简体   繁体   English

在scikit-learn中从pyspark复制逻辑回归模型

[英]Replicate logistic regression model from pyspark in scikit-learn

Problem: The default implementations (no custom parameters set) of the logistic regression model in pyspark and scikit-learn seem to yield different results given their default paramter values. 问题: pyspark和scikit-learn中逻辑回归模型的默认实现(没有自定义参数设置)似乎在给定默认参数值的情况下会产生不同的结果。

I am trying to replicate a result from logistic regression (no custom paramters set) performed with pypark (see: https://spark.apache.org/docs/latest/api/python/pyspark.ml.html#pyspark.ml.classification.LogisticRegression ) with the logistic regression model from scikit-learn (see: http://scikit-learn.org/stable/modules/generated/sklearn.linear_model.LogisticRegression.html ). 我试图复制使用pypark执行的逻辑回归(没有自定义参数集)的结果(请参阅: https ://spark.apache.org/docs/latest/api/python/pyspark.ml.html#pyspark.ml 。 classification.LogisticRegression )使用来自scikit-learn的逻辑回归模型(参见: http ://scikit-learn.org/stable/modules/generated/sklearn.linear_model.LogisticRegression.html)。

It appears to me that both model implementations (in pyspark and scikit) do not possess the same parameters, so i cant just simply match the paramteres in scikit to fit those in pyspark. 在我看来,两个模型实现(在pyspark和scikit中)都没有相同的参数,所以我不能简单地匹配scikit中的paramteres以适应pyspark中的那些。 Is there any solution on how to match both models on their default configuration? 有没有关于如何在默认配置上匹配两个模型的解决方案?

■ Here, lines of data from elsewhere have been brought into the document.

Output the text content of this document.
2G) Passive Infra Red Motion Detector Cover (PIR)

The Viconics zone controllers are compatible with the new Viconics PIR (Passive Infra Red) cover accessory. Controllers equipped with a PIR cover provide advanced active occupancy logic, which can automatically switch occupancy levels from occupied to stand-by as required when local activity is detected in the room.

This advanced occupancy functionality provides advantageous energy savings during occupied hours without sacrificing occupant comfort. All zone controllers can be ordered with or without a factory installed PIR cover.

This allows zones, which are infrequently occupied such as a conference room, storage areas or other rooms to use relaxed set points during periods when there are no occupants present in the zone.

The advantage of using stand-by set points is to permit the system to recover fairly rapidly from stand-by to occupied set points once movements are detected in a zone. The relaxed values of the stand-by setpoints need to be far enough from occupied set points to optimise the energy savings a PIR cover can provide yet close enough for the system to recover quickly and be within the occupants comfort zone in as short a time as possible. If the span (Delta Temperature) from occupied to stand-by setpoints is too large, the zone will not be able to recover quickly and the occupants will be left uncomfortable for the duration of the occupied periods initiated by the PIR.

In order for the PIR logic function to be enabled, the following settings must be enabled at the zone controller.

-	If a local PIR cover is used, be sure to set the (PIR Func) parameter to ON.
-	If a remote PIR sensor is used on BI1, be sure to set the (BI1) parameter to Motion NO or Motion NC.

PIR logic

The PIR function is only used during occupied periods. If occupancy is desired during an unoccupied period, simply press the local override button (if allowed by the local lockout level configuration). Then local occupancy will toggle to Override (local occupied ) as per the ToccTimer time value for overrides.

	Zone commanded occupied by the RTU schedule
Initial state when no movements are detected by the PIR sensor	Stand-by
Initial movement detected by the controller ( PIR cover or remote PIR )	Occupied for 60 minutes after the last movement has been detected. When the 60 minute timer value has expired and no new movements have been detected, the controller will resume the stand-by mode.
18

Parameters Scikit model (default parameters): 参数Scikit模型(默认参数):

`LogisticRegression(
C=1.0, 
class_weight=None, 
dual=False, 
fit_intercept=True,
intercept_scaling=1, 
max_iter=100, 
multi_class='ovr', 
n_jobs=1,
penalty='l2', 
random_state=None, 
solver='liblinear', 
tol=0.0001,
verbose=0, 
warm_start=False`

Parameters Pyspark model (default parameters): 参数Pyspark模型(默认参数):

LogisticRegression(self, 
featuresCol="features", 
labelCol="label", 
predictionCol="prediction", 
maxIter=100,
regParam=0.0, 
elasticNetParam=0.0, 
tol=1e-6, 
fitIntercept=True, 
threshold=0.5, 
thresholds=None, 
probabilityCol="probability", 
rawPredictionCol="rawPrediction", 
standardization=True, 
weightCol=None, 
aggregationDepth=2, 
family="auto")

Thank you very much! 非常感谢你!

pyspark's LR uses ElasticNet regularization, which is a weighted sum of L1 and L2 terms; pyspark的LR使用ElasticNet正则化,它是L1和L2项的加权和; weight is elasticNetParam . 重量是elasticNetParam So with elasticNetParam=0 you get L2 regularization, and regParam is L2 regularization coefficient; 因此,使用elasticNetParam=0您可以获得L2正则化,并且regParam是L2正则化系数; with elasticNetParam=1 you get L1 regularization, and regParam is L1 regularization coefficient. 使用elasticNetParam=1可以得到L1正则化, regParam是L1正则化系数。 C in sklearn LogisticRegression is inverse of regParam , ie regParam = 1/C . sklearn中的C LogisticRegression与regParam ,即regParam = 1/C

Also, default training methods are different; 此外,默认的培训方法也不同; you may need to set solver='lbfgs' in sklearn LogisticRegression to make training methods more similar. 您可能需要在sklearn LogisticRegression中设置solver ='lbfgs'以使训练方法更相似。 It only works with L2 though. 它只适用于L2。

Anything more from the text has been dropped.